Уже в 80-е годы я осторожно спросила маму: а были ли у них с нашим отцом политические расхождения и не сыграли ли они роли в их разрыве? Мама ответила скупо и неоткровенно: «В начале 30-х — не было, а потом мы перестали говорить о таких вещах». Не мне бы она это рассказывала. Мама-то никогда не переставала говорить о «таких вещах». Она обо всем говорила громко, почти открыто и очень неосторожно. Нас остерегала, а сама, кажется, ничего не боялась. И как Бог ее уберег? Папа же все больше замыкался в себе.
Теперь-то я уверена, что появление в нашем доме маминых новых знакомых как-то косвенно связано с общими событиями 30-х годов, с маминым к ним отношением. Папа молча ему сопротивлялся, не имея убедительных аргументов в защиту происходящего, но и не разделял маминого пылкого и резкого неприятия его. Хотя у самой мамы, в отличие от ее сестер, никогда не было ни аристократических претензий, ни почтения к громким дворянским фамилиям. Она и эту сторону российского прошлого и своего происхождения воспринимала прежде всего артистически. Она упивалась любыми пестрыми красками, она иронически обыгрывала любую яркую характерность.

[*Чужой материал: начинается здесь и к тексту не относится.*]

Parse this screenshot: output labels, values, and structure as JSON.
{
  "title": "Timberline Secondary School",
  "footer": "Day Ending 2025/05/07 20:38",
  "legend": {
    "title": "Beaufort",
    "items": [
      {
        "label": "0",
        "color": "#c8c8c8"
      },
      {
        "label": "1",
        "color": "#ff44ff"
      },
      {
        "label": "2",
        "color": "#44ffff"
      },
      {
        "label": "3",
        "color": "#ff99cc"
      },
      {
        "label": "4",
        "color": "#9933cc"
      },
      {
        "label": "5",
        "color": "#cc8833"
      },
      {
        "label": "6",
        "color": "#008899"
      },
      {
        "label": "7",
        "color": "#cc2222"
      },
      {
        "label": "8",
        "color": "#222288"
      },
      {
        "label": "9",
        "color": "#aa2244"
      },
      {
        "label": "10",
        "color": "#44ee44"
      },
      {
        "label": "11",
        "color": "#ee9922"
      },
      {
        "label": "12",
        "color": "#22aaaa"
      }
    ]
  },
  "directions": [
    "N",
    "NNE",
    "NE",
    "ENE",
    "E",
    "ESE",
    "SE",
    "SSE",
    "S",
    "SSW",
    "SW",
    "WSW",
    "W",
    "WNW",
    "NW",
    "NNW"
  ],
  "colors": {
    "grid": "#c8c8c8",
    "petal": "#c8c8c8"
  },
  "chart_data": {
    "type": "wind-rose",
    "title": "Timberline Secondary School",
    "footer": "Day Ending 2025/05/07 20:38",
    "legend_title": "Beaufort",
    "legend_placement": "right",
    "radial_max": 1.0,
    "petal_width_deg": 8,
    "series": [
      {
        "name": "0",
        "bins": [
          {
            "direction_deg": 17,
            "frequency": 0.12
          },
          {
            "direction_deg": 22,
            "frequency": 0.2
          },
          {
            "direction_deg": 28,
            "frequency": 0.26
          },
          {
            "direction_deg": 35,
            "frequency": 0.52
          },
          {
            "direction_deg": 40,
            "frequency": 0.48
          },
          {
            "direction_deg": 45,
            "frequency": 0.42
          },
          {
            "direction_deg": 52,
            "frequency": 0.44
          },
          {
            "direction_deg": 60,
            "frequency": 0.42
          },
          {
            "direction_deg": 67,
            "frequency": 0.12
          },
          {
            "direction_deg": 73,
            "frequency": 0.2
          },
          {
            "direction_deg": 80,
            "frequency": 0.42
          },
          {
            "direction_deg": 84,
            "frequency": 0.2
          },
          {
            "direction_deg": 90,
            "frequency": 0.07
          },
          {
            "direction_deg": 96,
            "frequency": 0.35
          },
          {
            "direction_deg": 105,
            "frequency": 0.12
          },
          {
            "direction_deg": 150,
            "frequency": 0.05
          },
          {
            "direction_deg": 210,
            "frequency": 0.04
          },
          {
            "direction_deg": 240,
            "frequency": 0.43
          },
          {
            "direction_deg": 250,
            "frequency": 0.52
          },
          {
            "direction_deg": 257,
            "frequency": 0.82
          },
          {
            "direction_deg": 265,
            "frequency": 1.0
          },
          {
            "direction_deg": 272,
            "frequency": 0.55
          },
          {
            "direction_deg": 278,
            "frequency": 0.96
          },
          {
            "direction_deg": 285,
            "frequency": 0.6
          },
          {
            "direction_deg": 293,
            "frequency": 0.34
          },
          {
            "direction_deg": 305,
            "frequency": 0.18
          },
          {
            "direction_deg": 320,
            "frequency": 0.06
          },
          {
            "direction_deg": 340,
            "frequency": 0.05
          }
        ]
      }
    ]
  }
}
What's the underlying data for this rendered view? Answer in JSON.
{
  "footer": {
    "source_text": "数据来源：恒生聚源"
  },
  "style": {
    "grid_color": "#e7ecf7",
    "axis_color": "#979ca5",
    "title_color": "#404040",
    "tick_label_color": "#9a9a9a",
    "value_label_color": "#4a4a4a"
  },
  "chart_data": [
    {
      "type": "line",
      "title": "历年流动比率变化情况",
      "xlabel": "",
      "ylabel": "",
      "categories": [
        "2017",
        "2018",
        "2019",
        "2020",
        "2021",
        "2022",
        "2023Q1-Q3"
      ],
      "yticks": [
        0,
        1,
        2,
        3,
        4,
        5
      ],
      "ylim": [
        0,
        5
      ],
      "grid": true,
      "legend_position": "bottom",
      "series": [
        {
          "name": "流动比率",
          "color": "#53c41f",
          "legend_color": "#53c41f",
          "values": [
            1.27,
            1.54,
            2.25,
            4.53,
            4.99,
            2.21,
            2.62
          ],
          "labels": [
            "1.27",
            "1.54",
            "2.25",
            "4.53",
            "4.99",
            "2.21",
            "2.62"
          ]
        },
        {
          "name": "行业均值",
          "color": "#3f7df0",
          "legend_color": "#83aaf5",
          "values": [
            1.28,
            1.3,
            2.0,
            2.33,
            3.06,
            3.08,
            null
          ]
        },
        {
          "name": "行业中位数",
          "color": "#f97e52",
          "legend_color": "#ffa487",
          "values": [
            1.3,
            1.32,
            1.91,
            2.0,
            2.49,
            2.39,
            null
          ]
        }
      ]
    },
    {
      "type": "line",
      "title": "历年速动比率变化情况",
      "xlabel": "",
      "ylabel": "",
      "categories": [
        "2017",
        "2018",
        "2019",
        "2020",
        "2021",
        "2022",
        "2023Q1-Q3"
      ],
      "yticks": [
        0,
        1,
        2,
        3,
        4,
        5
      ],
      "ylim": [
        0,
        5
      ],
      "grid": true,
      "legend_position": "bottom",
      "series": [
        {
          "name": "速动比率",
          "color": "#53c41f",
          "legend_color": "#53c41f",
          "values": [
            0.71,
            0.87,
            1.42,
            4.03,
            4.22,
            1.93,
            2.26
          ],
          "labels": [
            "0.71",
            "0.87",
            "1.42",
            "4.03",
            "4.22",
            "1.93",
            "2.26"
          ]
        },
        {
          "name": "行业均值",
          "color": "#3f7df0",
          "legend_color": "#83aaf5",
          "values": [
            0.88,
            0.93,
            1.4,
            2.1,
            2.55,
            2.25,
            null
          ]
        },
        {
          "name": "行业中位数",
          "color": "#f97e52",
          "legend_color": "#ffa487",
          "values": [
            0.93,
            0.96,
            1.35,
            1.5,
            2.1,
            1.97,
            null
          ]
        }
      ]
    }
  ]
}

Как с удовольствием воспроизводила она речь смоленских или владимирских баб, так же со смаком она передразнивала изысканные и смешные в нашем грубом быту интонации какого-нибудь ее обтрепанного гостя. Вот она пригрела его участием и накормила, чем смогла, он вышел 20 В наших переулках за дверь, чтобы исчезнуть в своем призрачном бытии, а мама тут же со смехом воспроизводит его речь, напоминающую речь качаловского барона из горьковского «На дне».
Надо сказать, что никаких политических разговоров именно с этими «бывшими» у нас в доме не велось. Они-то как раз были самыми аполитичными. Испуганные и униженные в ранней молодости, они целиком ушли в борьбу за нищенское выживание и в самоиронию, словно всё еще не могли поверить, что это им, именно им, уготовлена и до самого конца уготовлена такая жалкая участь. Политические дискуссии, например восхваление Столыпинских реформ в противовес коллективизации, мама скорее могла начать с соседями по квартире, со случайными собеседниками в переулке, а еще скорее с фанатически убежденной в идеях социализма комсомолкой Ириной Краевской (Пультей), всеми силами открещивающейся от своего дворянского происхождения и постепенно порывавшей с родственниками, невольно напоминавшими о нем. А вскоре мама продолжит подробные дискуссии с нами — ее подрастающими детьми и с нашими друзьями. А с папой? Этого я не знаю.
14
И снова в памяти всплывает лето — грустное, дождливое, несчастное лето 1935 года. Мы провели его в деревне Головково по Ленинградской железной дороге.
В Серебряном переулке, в квартире Краевских, появились новые жители, брат и сестра Сергеевы. Это наши тетя Лёля и дядя Ваня поменялись с ними комнатами, переехав в большие в Николопесковский переулок. Полина Васильевна была преподавателем ботаники в Московском университете. И она соблазнила нашу маму «подработать» летом: снять дачу в выбранном ими, ботаниками, месте и за плату собирать и сушить травы для пополнения университетского учебного гербария. С зимы мы все весело готовились к будущей деятельности. Мама оживленно описывала ее нам: так мы обычно летом просто гуляем и собираем букеты, а тут за то же самое нам будут платить деньги. Оказалось так да не так.
Деревня Головково с действующей тогда церковью располагалась в километре от платформы того же названия — это была следующая станция за Подсолнечной, теперешним Солнечногорском. Деревню обтекал чистый светлый ручей, кое-где запруженный, и мы с удивлением узнали, что этот ручей — исток довольно известной реки Истры. В то лето она разбухла от непрерывных дождей даже и в самых верховьях, и в сенокос быстрый поток уносил на себе копны сена, смывая его с лугов.